What’s in a Peace Talk?

26 11 2012

At a Peace Talk this fall, one of our grantee speakers wanted to know what our criteria was for a successful event.  Would it be the number attending?  Donations to PDF as a result?

No, we told him.  It is not the number of attendees, because at PDF’s Peace and Justice Center in Amherst, we can’t hold hundreds of people.  If there are 15 to 20 gathered in our living room, that is a perfect size for a discussion.

No, it is not the donations PDF would receive, we continued.  We don’t use the Peace Talks to buttonhole people into giving.  Our donors are loyal, and we dare say they would give to PDF’s work even if there wasn’t a Peace Talk on the event schedule.

But a Peace Talk is an opportunity to publicize the work of our grantees and engage our audience in the ongoing work of organizing.  That is how we measure success.
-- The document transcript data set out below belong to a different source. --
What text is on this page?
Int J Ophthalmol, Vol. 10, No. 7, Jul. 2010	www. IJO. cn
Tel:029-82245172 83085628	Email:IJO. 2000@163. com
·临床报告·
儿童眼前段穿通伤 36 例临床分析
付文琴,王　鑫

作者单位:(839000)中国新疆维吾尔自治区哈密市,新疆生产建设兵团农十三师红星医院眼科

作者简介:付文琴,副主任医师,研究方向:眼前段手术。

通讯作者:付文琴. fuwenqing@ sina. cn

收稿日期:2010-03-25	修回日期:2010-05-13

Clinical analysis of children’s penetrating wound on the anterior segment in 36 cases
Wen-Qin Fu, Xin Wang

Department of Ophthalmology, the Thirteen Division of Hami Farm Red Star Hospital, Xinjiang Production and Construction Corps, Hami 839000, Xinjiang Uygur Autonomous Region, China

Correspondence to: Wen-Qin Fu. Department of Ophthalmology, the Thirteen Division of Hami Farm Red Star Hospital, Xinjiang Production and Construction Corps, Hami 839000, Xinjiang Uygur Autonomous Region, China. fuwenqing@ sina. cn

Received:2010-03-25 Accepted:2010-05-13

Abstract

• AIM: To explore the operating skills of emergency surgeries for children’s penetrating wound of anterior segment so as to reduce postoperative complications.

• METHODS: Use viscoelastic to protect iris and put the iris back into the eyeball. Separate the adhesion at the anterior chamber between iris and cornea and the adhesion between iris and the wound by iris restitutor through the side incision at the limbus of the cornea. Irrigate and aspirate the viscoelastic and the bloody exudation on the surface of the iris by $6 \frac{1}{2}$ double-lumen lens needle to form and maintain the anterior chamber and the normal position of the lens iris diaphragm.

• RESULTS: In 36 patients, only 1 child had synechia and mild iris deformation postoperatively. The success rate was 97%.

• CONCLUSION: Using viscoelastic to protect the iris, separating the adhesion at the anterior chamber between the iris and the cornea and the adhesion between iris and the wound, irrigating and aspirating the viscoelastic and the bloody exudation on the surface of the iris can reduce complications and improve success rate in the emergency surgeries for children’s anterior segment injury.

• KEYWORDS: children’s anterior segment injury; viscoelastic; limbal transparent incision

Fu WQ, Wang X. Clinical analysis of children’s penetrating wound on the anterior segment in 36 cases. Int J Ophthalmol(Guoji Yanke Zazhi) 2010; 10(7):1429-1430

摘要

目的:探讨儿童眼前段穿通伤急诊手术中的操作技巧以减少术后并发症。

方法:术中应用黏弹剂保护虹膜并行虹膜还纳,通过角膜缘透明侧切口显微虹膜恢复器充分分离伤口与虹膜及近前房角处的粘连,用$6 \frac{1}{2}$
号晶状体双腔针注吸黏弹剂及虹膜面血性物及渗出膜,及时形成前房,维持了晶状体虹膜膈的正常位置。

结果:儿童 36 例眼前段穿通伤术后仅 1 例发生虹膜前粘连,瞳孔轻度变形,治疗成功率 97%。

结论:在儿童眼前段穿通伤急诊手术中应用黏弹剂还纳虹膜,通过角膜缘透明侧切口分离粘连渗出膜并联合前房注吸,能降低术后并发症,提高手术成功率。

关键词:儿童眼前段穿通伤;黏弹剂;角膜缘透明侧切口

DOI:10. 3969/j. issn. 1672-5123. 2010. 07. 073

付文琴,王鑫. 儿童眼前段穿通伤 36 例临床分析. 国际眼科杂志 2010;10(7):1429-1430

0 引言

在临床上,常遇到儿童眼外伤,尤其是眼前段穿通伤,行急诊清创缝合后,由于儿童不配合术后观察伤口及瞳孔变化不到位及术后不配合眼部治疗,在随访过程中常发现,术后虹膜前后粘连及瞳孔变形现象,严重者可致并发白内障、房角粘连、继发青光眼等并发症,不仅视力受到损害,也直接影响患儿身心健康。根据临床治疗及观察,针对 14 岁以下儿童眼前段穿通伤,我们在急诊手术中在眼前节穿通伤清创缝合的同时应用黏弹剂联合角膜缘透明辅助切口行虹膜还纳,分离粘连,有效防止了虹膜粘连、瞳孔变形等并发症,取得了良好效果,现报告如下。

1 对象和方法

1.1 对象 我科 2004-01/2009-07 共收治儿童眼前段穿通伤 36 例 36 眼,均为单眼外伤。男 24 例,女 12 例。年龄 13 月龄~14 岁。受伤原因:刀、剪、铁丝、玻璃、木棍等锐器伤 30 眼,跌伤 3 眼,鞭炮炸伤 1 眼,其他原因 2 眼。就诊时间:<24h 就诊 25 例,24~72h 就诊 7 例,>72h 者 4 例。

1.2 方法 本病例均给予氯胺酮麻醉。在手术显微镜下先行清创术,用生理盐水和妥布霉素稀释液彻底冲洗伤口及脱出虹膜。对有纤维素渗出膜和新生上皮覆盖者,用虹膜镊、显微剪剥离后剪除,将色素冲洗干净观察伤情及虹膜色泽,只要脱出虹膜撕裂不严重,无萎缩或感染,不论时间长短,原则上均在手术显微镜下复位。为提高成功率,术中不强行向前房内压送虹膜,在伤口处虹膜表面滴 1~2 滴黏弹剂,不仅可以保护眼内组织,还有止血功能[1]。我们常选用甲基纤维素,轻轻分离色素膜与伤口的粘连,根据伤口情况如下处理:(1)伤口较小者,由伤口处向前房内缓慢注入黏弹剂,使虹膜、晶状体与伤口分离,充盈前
Anyone who comes to a Peace Talk can hear directly from our grantees about the challenging and inspiring work they do.  It is also an opportunity to network with others working for progressive social change, be they grantees, donors or students from the local colleges.  Not a Peace Talk ends before we hear folks exchanging ideas and email addresses.  And the grantees say they couldn’t do that—get out of their daily routine and the silos that build up around them—without someone from PDF inviting them to a Peace Talk.

Grantees also say, and we never have to ask them to do so, that they couldn’t do what they do without PDF’s early support.  “You supported us when we didn’t know if we could stay working or close,” said Anne Richmond from Gardening the Community.  “You kept us going.”

“You were our very first grant,” said Josie Shagwert of Fuerza Laboral.  “That was a huge vote of confidence in us.”

At Peace Talks we talk about victories and losses, the 99 percent and the one percent, the stories we know and the ones nobody writes about.  We talk about how to move forward and how to keep going.  As Jaclyn Friedman of Women, Action and the Media said at our last Peace Talk, “I have to remind myself that the partial wins are still wins.”  We need to keep reminding ourselves of that too, as we define success.

“Each of us takes the piece of the work that we can do,” says Jaclyn.  For PDF, it is providing the space for organizing.